2.4. Number of shares issued
The company must adhere to the regulatory limit on the number of shares or authorized for approval by the Board of Directors.
2.5. Sources of equity for ESOP issuance
When issuing bonus shares to employees under an ESOP, a public company must ensure sufficient equity to increase its share capital. Specific conditions include:
- The equity used for ESOP issuance is determined based on the most recent audited financial statements, certified by an approved auditing firm. These sources may include:
- Share premium; development investment funds;
- Undistributed post-tax profits;
- Other reserves (if applicable) allowed for capital supplementation as prescribed by law.
- In the case of a public company acting as a parent company issuing ESOP shares from share premium, development investment funds, or other reserves, the equity used shall be based on the parent company’s standalone financial statements.
- In the case of a public company acting as a parent company issuing shares as a reward to employees from undistributed after-tax profits, the profit allocated for this purpose must not exceed the undistributed after-tax profit stated in the audited consolidated financial statements. If the profit allocated for employee rewards is lower than the undistributed after-tax profit in the consolidated financial statements but higher than that in the parent company’s standalone financial statements, the company may only proceed with the allocation after transferring profits from its subsidiaries to the parent company.
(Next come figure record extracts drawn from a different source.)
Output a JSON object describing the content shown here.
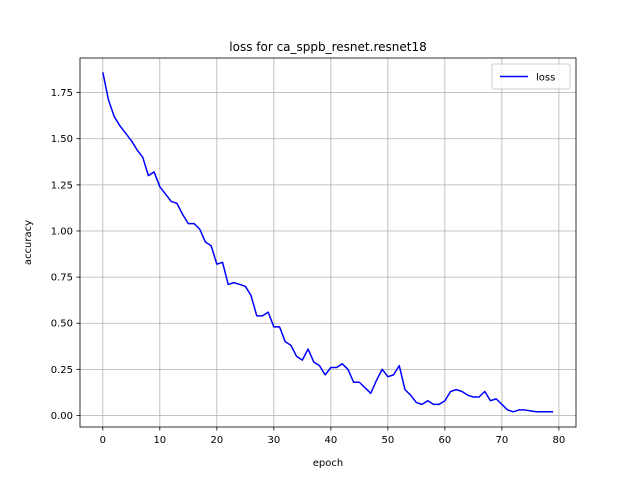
{
  "chart_data": {
    "type": "line",
    "title": "loss for ca_sppb_resnet.resnet18",
    "xlabel": "epoch",
    "ylabel": "accuracy",
    "xlim": [
      -4,
      83
    ],
    "ylim": [
      -0.0625,
      1.9375
    ],
    "xticks": [
      0,
      10,
      20,
      30,
      40,
      50,
      60,
      70,
      80
    ],
    "yticks": [
      0.0,
      0.25,
      0.5,
      0.75,
      1.0,
      1.25,
      1.5,
      1.75
    ],
    "ytick_labels": [
      "0.00",
      "0.25",
      "0.50",
      "0.75",
      "1.00",
      "1.25",
      "1.50",
      "1.75"
    ],
    "grid": true,
    "legend_position": "top-right",
    "series": [
      {
        "name": "loss",
        "color": "#0000ff",
        "x": [
          0,
          1,
          2,
          3,
          4,
          5,
          6,
          7,
          8,
          9,
          10,
          11,
          12,
          13,
          14,
          15,
          16,
          17,
          18,
          19,
          20,
          21,
          22,
          23,
          24,
          25,
          26,
          27,
          28,
          29,
          30,
          31,
          32,
          33,
          34,
          35,
          36,
          37,
          38,
          39,
          40,
          41,
          42,
          43,
          44,
          45,
          46,
          47,
          48,
          49,
          50,
          51,
          52,
          53,
          54,
          55,
          56,
          57,
          58,
          59,
          60,
          61,
          62,
          63,
          64,
          65,
          66,
          67,
          68,
          69,
          70,
          71,
          72,
          73,
          74,
          75,
          76,
          77,
          78,
          79
        ],
        "values": [
          1.86,
          1.71,
          1.62,
          1.57,
          1.53,
          1.49,
          1.44,
          1.4,
          1.3,
          1.32,
          1.24,
          1.2,
          1.16,
          1.15,
          1.09,
          1.04,
          1.04,
          1.01,
          0.94,
          0.92,
          0.82,
          0.83,
          0.71,
          0.72,
          0.71,
          0.7,
          0.65,
          0.54,
          0.54,
          0.56,
          0.48,
          0.48,
          0.4,
          0.38,
          0.32,
          0.3,
          0.36,
          0.29,
          0.27,
          0.22,
          0.26,
          0.26,
          0.28,
          0.25,
          0.18,
          0.18,
          0.15,
          0.12,
          0.19,
          0.25,
          0.21,
          0.22,
          0.27,
          0.14,
          0.11,
          0.07,
          0.06,
          0.08,
          0.06,
          0.06,
          0.08,
          0.13,
          0.14,
          0.13,
          0.11,
          0.1,
          0.1,
          0.13,
          0.08,
          0.09,
          0.06,
          0.03,
          0.02,
          0.03,
          0.03,
          0.025,
          0.02,
          0.02,
          0.02,
          0.02
        ]
      }
    ]
  }
}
- It should be noted that in cases where a company issues shares as a reward to employees, the total value of the aforementioned sources must be no less than the total increased charter capital value as approved in the plan by the General Meeting of Shareholders.
2.6. Money receiving account
- The issuing organization must open a blockaded account to receive money to buy shares from employees, except in the case of issuing bonus shares to employees.
- The blockade of proceeds will only end after the State Securities Commission has notified the receipt of the issuance results report.
2.7. Percentage of foreign ownership in enterprises
- The issuance of shares meets the regulations on foreign ownership ratio as prescribed by law in case of issuance to employees who are foreign investors.
- In addition, enterprises also need to pay attention to complying with the necessary legal procedures related to investment registration related to foreign investors (if any).
2.8. Restriction on stock transfer
Enterprises have the right to decide on the transfer restriction conditions, provided that they comply with the law on the transfer restriction period of at least 01 year from the date of completion of the issuance.
3. To complete ESOP issuance, enterprises need to complete all legal procedures
- Fully completed legal procedures are the legal basis to ensure the legality of ESOP issuance and the capital obtained from the issuances.
- Legal procedures that must be followed by public companies for ESOP issuance include internal approval; report to competent state agencies on the program and results of stock issuance; request for approval and registration of capital increase (in case required by law); information announcement according to regulations.